2020年5月8日金曜日

面白くない遠隔講義なんて誰が見るのか

遠隔講義が始まっている。私も数学の講義を遠隔で行わなければならない。それでたいへん困っている。

私なんかは,数学なので内容は教科書を読んで自分で演習問題を解けば十分ではないか,などと思ってしまうのだけれど,まずは学生の目の前で問題の解くところを示すことが大事とのことで,昨年は黒板にチョークでガシガシと問題を解いて見せていた。

しかし,今年は遠隔講義である。
どうも黒板を映して問題を解くところを動画で流すと,暗い,小さい,声が届かない,などの問題があるというので,私は共有した画面上でパワーポイントで問題を解くところをゆっくりと見せるか,紙の上でペンで問題を解くところを上から映してそれを流そうか,などと思っている。後者の方が良いように思うのだけれど,講義は動画に残すということで,全部ビデオだとファイルの容量が大きくなってしまう問題がある。まぁ,とりあえず一回講義をやってみて考えようと思う。

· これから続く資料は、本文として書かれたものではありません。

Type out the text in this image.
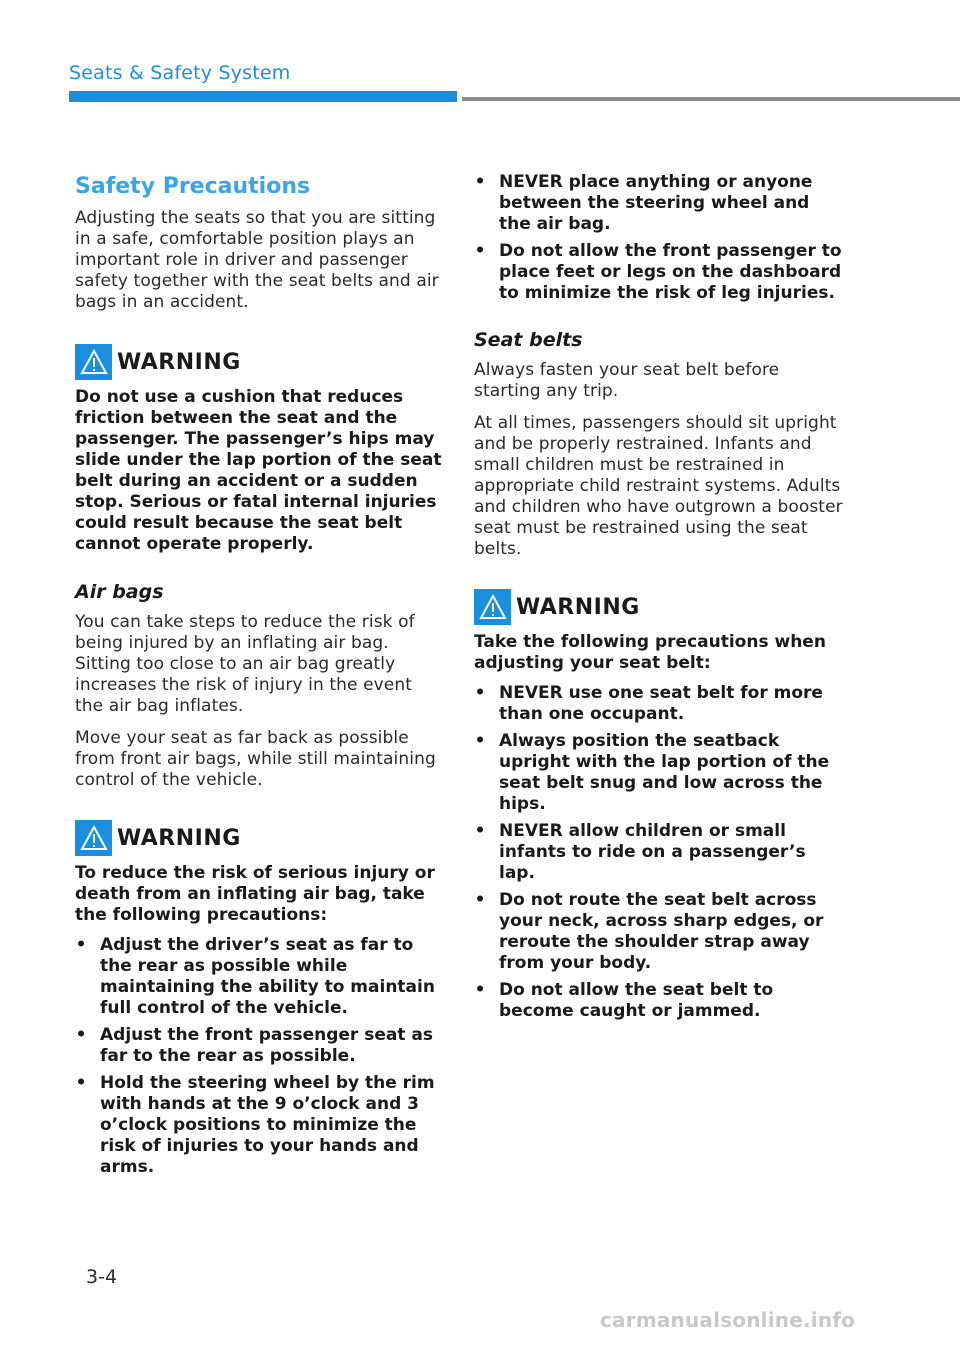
Seats & Safety System
Safety Precautions

Adjusting the seats so that you are sitting in a safe, comfortable position plays an important role in driver and passenger safety together with the seat belts and air bags in an accident.

WARNING

Do not use a cushion that reduces friction between the seat and the passenger. The passenger’s hips may slide under the lap portion of the seat belt during an accident or a sudden stop. Serious or fatal internal injuries could result because the seat belt cannot operate properly.

Air bags

You can take steps to reduce the risk of being injured by an inflating air bag. Sitting too close to an air bag greatly increases the risk of injury in the event the air bag inflates.

Move your seat as far back as possible from front air bags, while still maintaining control of the vehicle.

WARNING

To reduce the risk of serious injury or death from an inflating air bag, take the following precautions:

• Adjust the driver’s seat as far to the rear as possible while maintaining the ability to maintain full control of the vehicle.
• Adjust the front passenger seat as far to the rear as possible.
• Hold the steering wheel by the rim with hands at the 9 o’clock and 3 o’clock positions to minimize the risk of injuries to your hands and arms.
• NEVER place anything or anyone between the steering wheel and the air bag.
• Do not allow the front passenger to place feet or legs on the dashboard to minimize the risk of leg injuries.
Seat belts

Always fasten your seat belt before starting any trip.

At all times, passengers should sit upright and be properly restrained. Infants and small children must be restrained in appropriate child restraint systems. Adults and children who have outgrown a booster seat must be restrained using the seat belts.

WARNING

Take the following precautions when adjusting your seat belt:

• NEVER use one seat belt for more than one occupant.
• Always position the seatback upright with the lap portion of the seat belt snug and low across the hips.
• NEVER allow children or small infants to ride on a passenger’s lap.
• Do not route the seat belt across your neck, across sharp edges, or reroute the shoulder strap away from your body.
• Do not allow the seat belt to become caught or jammed.
3-4
carmanualsonline.info
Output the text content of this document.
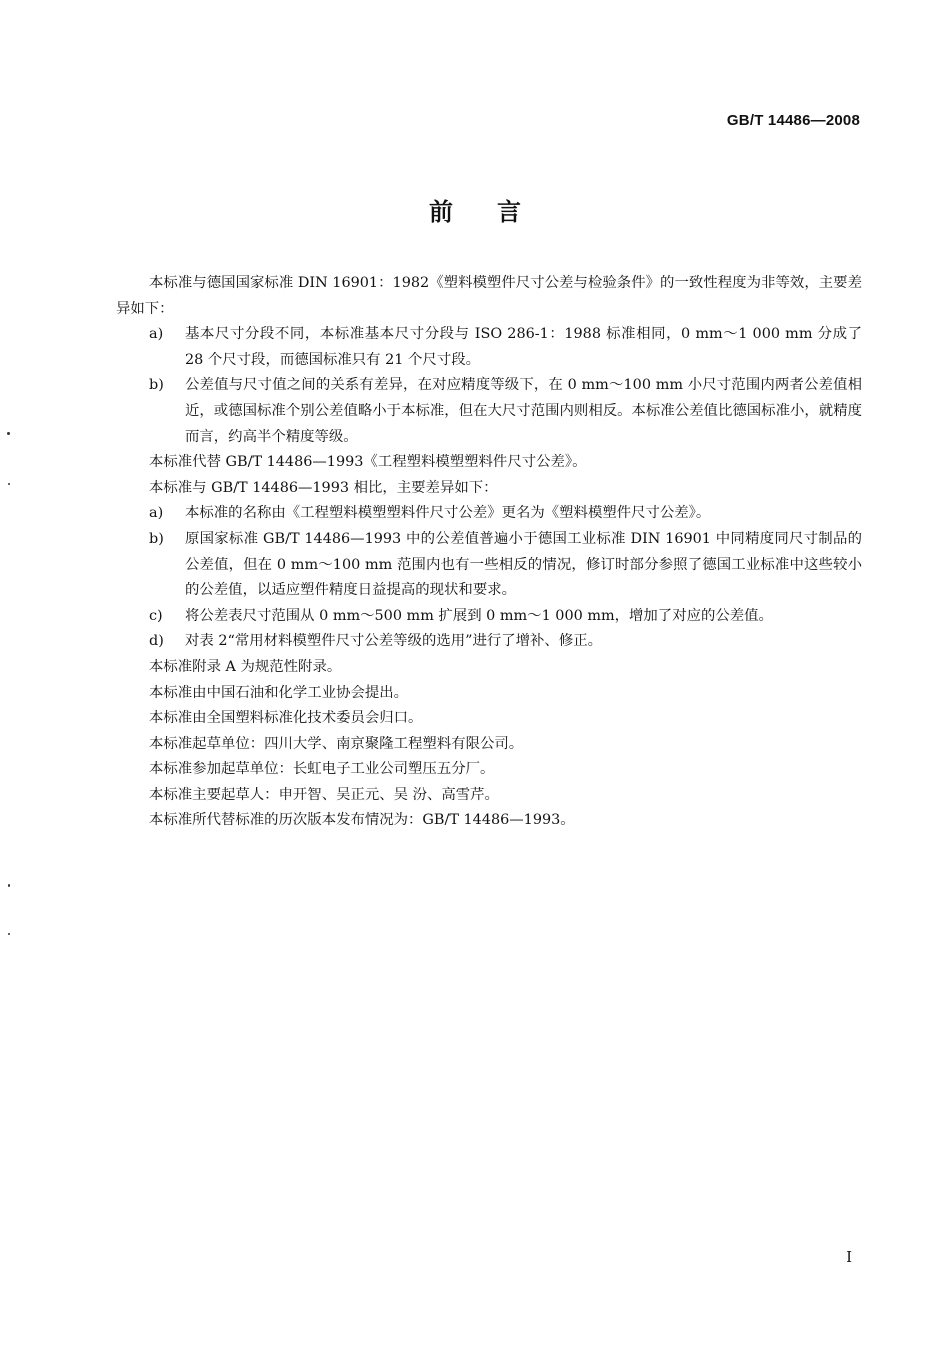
GB/T 14486—2008
前言

本标准与德国国家标准 DIN 16901：1982《塑料模塑件尺寸公差与检验条件》的一致性程度为非等效，主要差异如下：

a)	基本尺寸分段不同，本标准基本尺寸分段与 ISO 286-1：1988 标准相同，0 mm～1 000 mm 分成了 28 个尺寸段，而德国标准只有 21 个尺寸段。
b)	公差值与尺寸值之间的关系有差异，在对应精度等级下，在 0 mm～100 mm 小尺寸范围内两者公差值相近，或德国标准个别公差值略小于本标准，但在大尺寸范围内则相反。本标准公差值比德国标准小，就精度而言，约高半个精度等级。

本标准代替 GB/T 14486—1993《工程塑料模塑塑料件尺寸公差》。

本标准与 GB/T 14486—1993 相比，主要差异如下：

a)	本标准的名称由《工程塑料模塑塑料件尺寸公差》更名为《塑料模塑件尺寸公差》。
b)	原国家标准 GB/T 14486—1993 中的公差值普遍小于德国工业标准 DIN 16901 中同精度同尺寸制品的公差值，但在 0 mm～100 mm 范围内也有一些相反的情况，修订时部分参照了德国工业标准中这些较小的公差值，以适应塑件精度日益提高的现状和要求。
c)	将公差表尺寸范围从 0 mm～500 mm 扩展到 0 mm～1 000 mm，增加了对应的公差值。
d)	对表 2“常用材料模塑件尺寸公差等级的选用”进行了增补、修正。

本标准附录 A 为规范性附录。

本标准由中国石油和化学工业协会提出。

本标准由全国塑料标准化技术委员会归口。

本标准起草单位：四川大学、南京聚隆工程塑料有限公司。

本标准参加起草单位：长虹电子工业公司塑压五分厂。

本标准主要起草人：申开智、吴正元、吴 汾、高雪芹。

本标准所代替标准的历次版本发布情况为：GB/T 14486—1993。

I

しかし,学生は90分もの講義を動画で見るのである。そりゃぁ,学生も疲れるよなぁと思う。通常の講義だって30分もすれば,眠たそうな顔をしている学生の数もぐっと増えてくる。そこでいつもだったら雑談をして,学生の皆さんの注意を引いて目を覚ましてもらうのだけれど,この雑談がだいたい公開NGの話が多いから,動画に残ることを考えるととてもできない。私の雑談はブラックで,自分の愚痴を含むところも多いから仕方がない。自制する。

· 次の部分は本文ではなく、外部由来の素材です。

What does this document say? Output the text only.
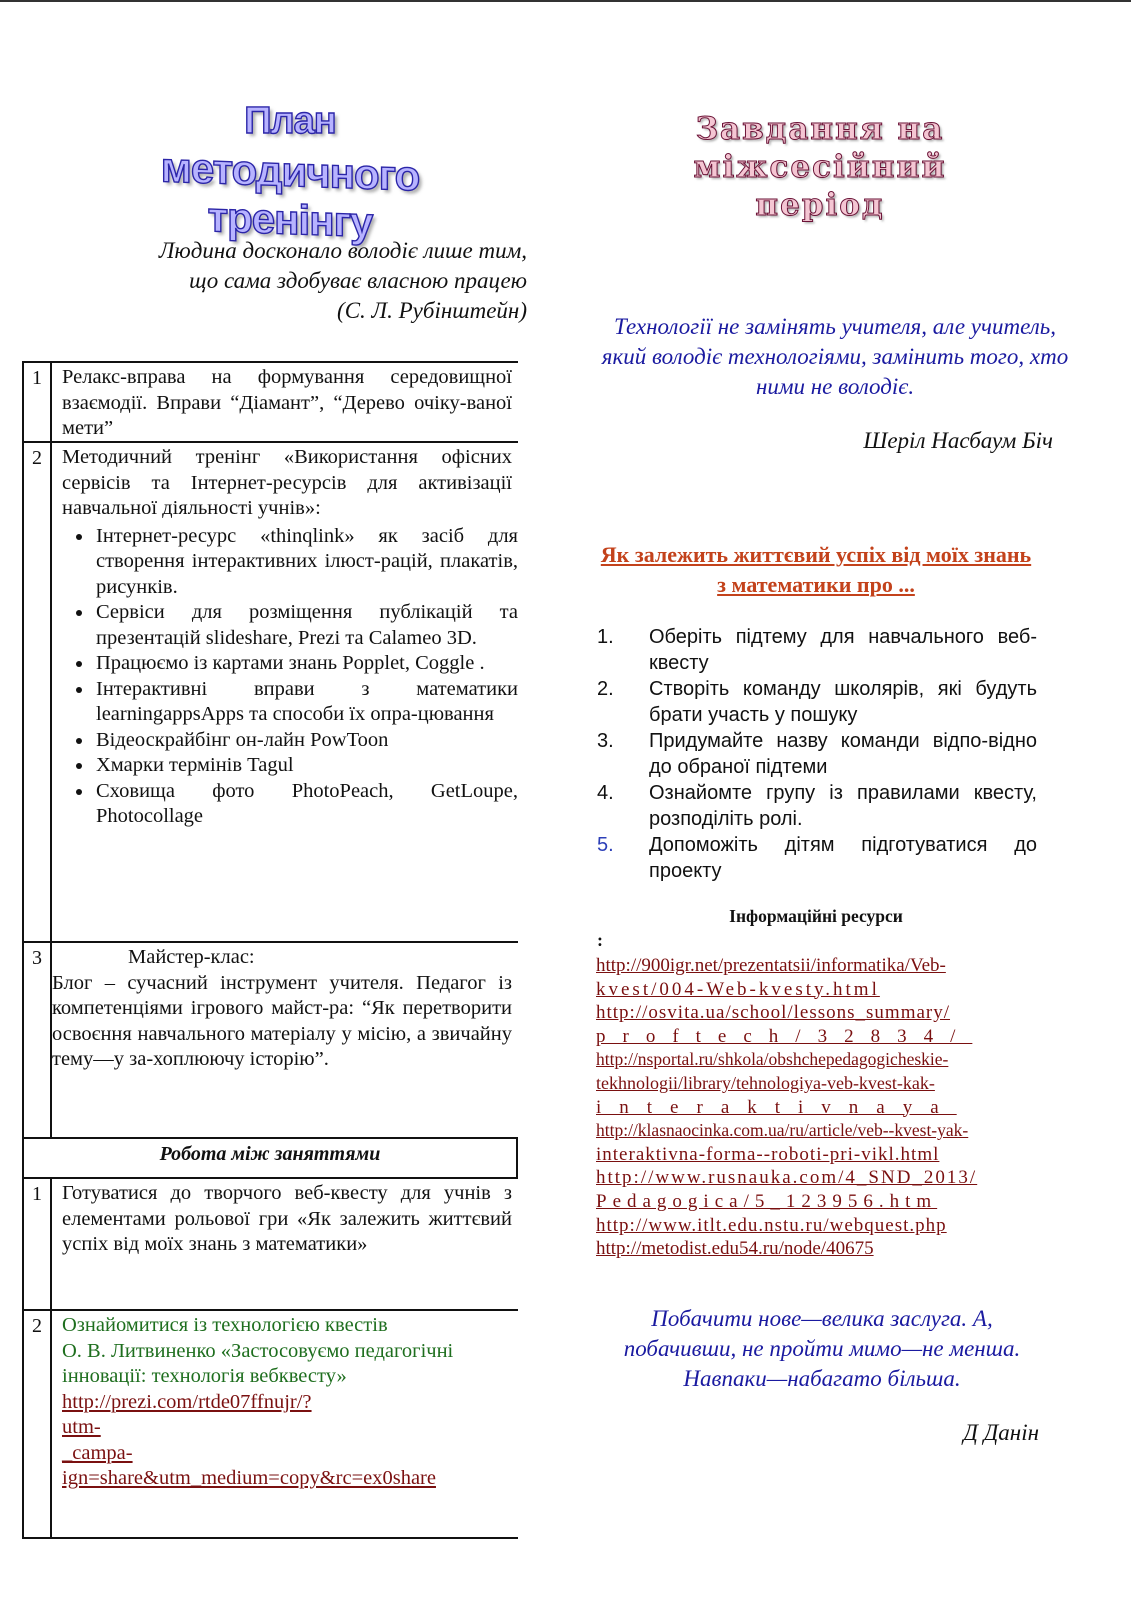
План
методичного тренінгу
Людина досконало володіє лише тим,
що сама здобуває власною працею
(С. Л. Рубінштейн)
1 Релакс-вправа на формування середовищної взаємодії. Вправи “Діамант”, “Дерево очіку-ваної мети”
2 Методичний тренінг «Використання офісних сервісів та Інтернет-ресурсів для активізації навчальної діяльності учнів»:
• Інтернет-ресурс «thinqlink» як засіб для створення інтерактивних ілюст-рацій, плакатів, рисунків.
• Сервіси для розміщення публікацій та презентацій slideshare, Prezi та Calameo 3D.
• Працюємо із картами знань Popplet, Coggle .
• Інтерактивні вправи з математики learningappsApps та способи їх опра-цювання
• Відеоскрайбінг он-лайн PowToon
• Хмарки термінів Tagul
• Сховища фото PhotoPeach, GetLoupe, Photocollage
3	Майстер-клас:
Блог – сучасний інструмент учителя. Педагог із компетенціями ігрового майст-ра: “Як перетворити освоєння навчального матеріалу у місію, а звичайну тему—у за-хоплюючу історію”.
Робота між заняттями
1 Готуватися до творчого веб-квесту для учнів з елементами рольової гри «Як залежить життєвий успіх від моїх знань з математики»
2 Ознайомитися із технологією квестів
О. В. Литвиненко «Застосовуємо педагогічні інновації: технологія вебквесту»
http://prezi.com/rtde07ffnujr/?
utm-
_campa-
ign=share&utm_medium=copy&rc=ex0share
Завдання на
міжсесійний
період
Технології не замінять учителя, але учитель, який володіє технологіями, замінить того, хто ними не володіє.
Шеріл Насбаум Біч
Як залежить життєвий успіх від моїх знань з математики про ...
1.	Оберіть підтему для навчального веб-квесту
2.	Створіть команду школярів, які будуть брати участь у пошуку
3.	Придумайте назву команди відпо-відно до обраної підтеми
4.	Ознайомте групу із правилами квесту, розподіліть ролі.
5.	Допоможіть дітям підготуватися до проекту
Інформаційні ресурси
:
http://900igr.net/prezentatsii/informatika/Veb-
kvest/004-Web-kvesty.html
http://osvita.ua/school/lessons_summary/
proftech/32834/
http://nsportal.ru/shkola/obshchepedagogicheskie-
tekhnologii/library/tehnologiya-veb-kvest-kak-
interaktivnaya
http://klasnaocinka.com.ua/ru/article/veb--kvest-yak-
interaktivna-forma--roboti-pri-vikl.html
http://www.rusnauka.com/4_SND_2013/
Pedagogica/5_123956.htm
http://www.itlt.edu.nstu.ru/webquest.php
http://metodist.edu54.ru/node/40675
Побачити нове—велика заслуга. А, побачивши, не пройти мимо—не менша. Навпаки—набагато більша.
Д Данін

昔から,バックミンスター・フラーは大学は2種類の教員を用意すべきだという話をしていた。片方は研究のための教員,もう片方は講義のための教員である。講義のための教員というのは話が面白く,講義がうまい人たちのグループであり,これを放映して多くの人に教育を行き渡らせるべきだと言っていた。一方,アインシュタインみたいな研究向きの教授は研究に専念した方が良い,というのだ。講義の動画が公開されるのであれば,自分の大学の教員に限らず,講義がわかりやすく面白い教員の動画を見るほうがよいのかもしれない。たとえば予備校の講義のように。

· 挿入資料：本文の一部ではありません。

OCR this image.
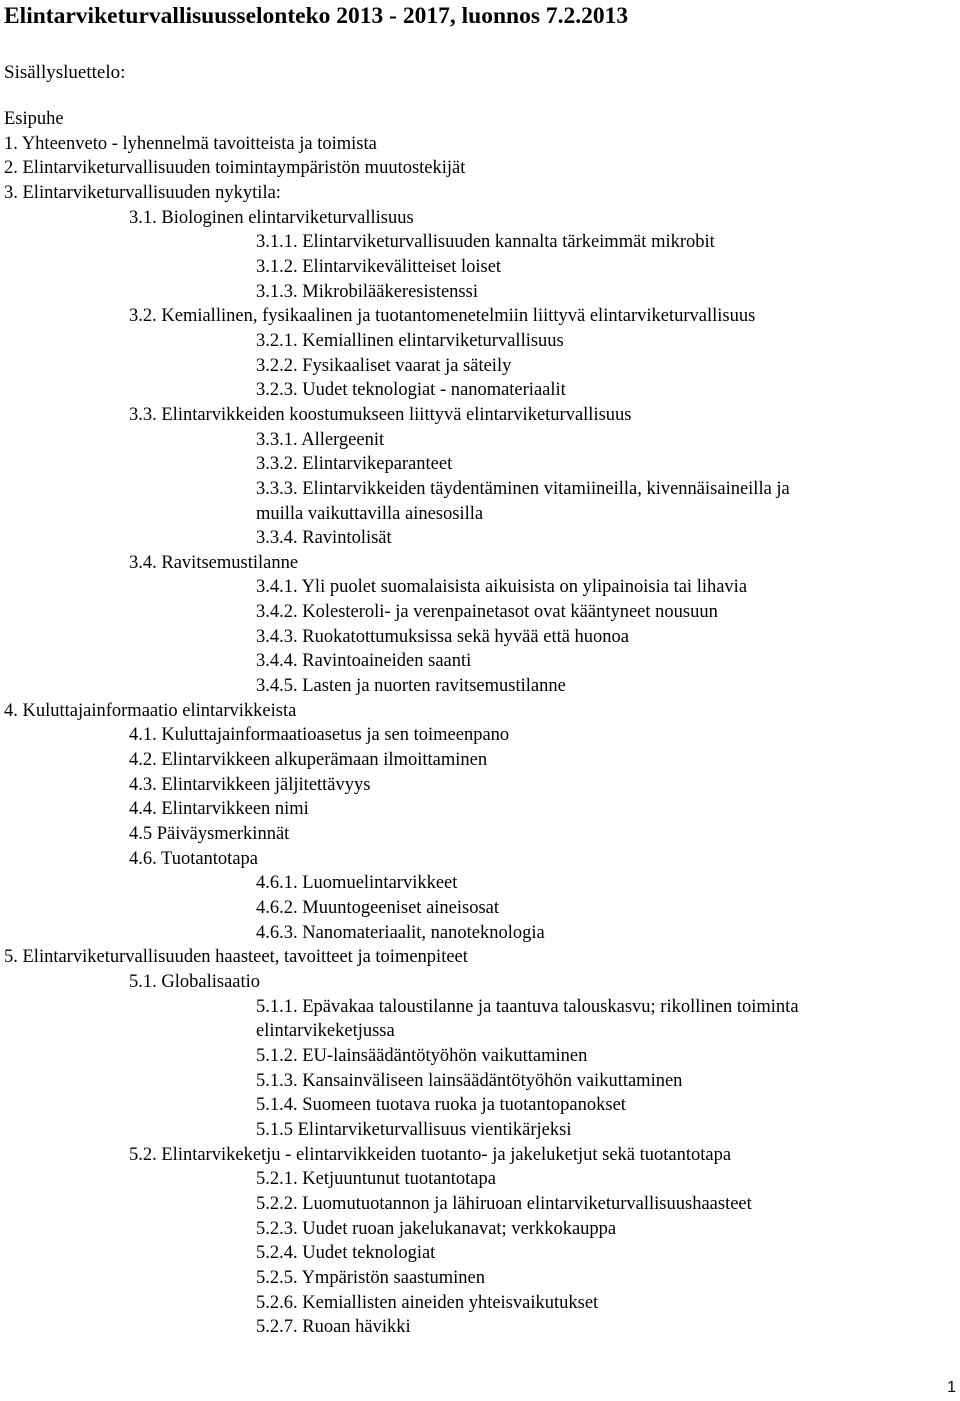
Elintarviketurvallisuusselonteko 2013 - 2017, luonnos 7.2.2013
Sisällysluettelo:
Esipuhe
1. Yhteenveto - lyhennelmä tavoitteista ja toimista
2. Elintarviketurvallisuuden toimintaympäristön muutostekijät
3. Elintarviketurvallisuuden nykytila:
3.1. Biologinen elintarviketurvallisuus
3.1.1. Elintarviketurvallisuuden kannalta tärkeimmät mikrobit
3.1.2. Elintarvikevälitteiset loiset
3.1.3. Mikrobilääkeresistenssi
3.2. Kemiallinen, fysikaalinen ja tuotantomenetelmiin liittyvä elintarviketurvallisuus
3.2.1. Kemiallinen elintarviketurvallisuus
3.2.2. Fysikaaliset vaarat ja säteily
3.2.3. Uudet teknologiat - nanomateriaalit
3.3. Elintarvikkeiden koostumukseen liittyvä elintarviketurvallisuus
3.3.1. Allergeenit
3.3.2. Elintarvikeparanteet
3.3.3. Elintarvikkeiden täydentäminen vitamiineilla, kivennäisaineilla ja
muilla vaikuttavilla ainesosilla
3.3.4. Ravintolisät
3.4. Ravitsemustilanne
3.4.1. Yli puolet suomalaisista aikuisista on ylipainoisia tai lihavia
3.4.2. Kolesteroli- ja verenpainetasot ovat kääntyneet nousuun
3.4.3. Ruokatottumuksissa sekä hyvää että huonoa
3.4.4. Ravintoaineiden saanti
3.4.5. Lasten ja nuorten ravitsemustilanne
4. Kuluttajainformaatio elintarvikkeista
4.1. Kuluttajainformaatioasetus ja sen toimeenpano
4.2. Elintarvikkeen alkuperämaan ilmoittaminen
4.3. Elintarvikkeen jäljitettävyys
4.4. Elintarvikkeen nimi
4.5 Päiväysmerkinnät
4.6. Tuotantotapa
4.6.1. Luomuelintarvikkeet
4.6.2. Muuntogeeniset aineisosat
4.6.3. Nanomateriaalit, nanoteknologia
5. Elintarviketurvallisuuden haasteet, tavoitteet ja toimenpiteet
5.1. Globalisaatio
5.1.1. Epävakaa taloustilanne ja taantuva talouskasvu; rikollinen toiminta
elintarvikeketjussa
5.1.2. EU-lainsäädäntötyöhön vaikuttaminen
5.1.3. Kansainväliseen lainsäädäntötyöhön vaikuttaminen
5.1.4. Suomeen tuotava ruoka ja tuotantopanokset
5.1.5 Elintarviketurvallisuus vientikärjeksi
5.2. Elintarvikeketju - elintarvikkeiden tuotanto- ja jakeluketjut sekä tuotantotapa
5.2.1. Ketjuuntunut tuotantotapa
5.2.2. Luomutuotannon ja lähiruoan elintarviketurvallisuushaasteet
5.2.3. Uudet ruoan jakelukanavat; verkkokauppa
5.2.4. Uudet teknologiat
5.2.5. Ympäristön saastuminen
5.2.6. Kemiallisten aineiden yhteisvaikutukset
5.2.7. Ruoan hävikki
1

でも,まだ世の中はそうなっていないし,私の講義を聞いて私の研究に興味をもってもらう学生もいることだろうから,講義に少しでも興味をもってもらうように努力はしたいと思っている。

でも... 自分が学生だったら,自宅で講義の動画を流しながら,となりでゲームをやっているだろうなぁ。当然,講義の方はミュートで。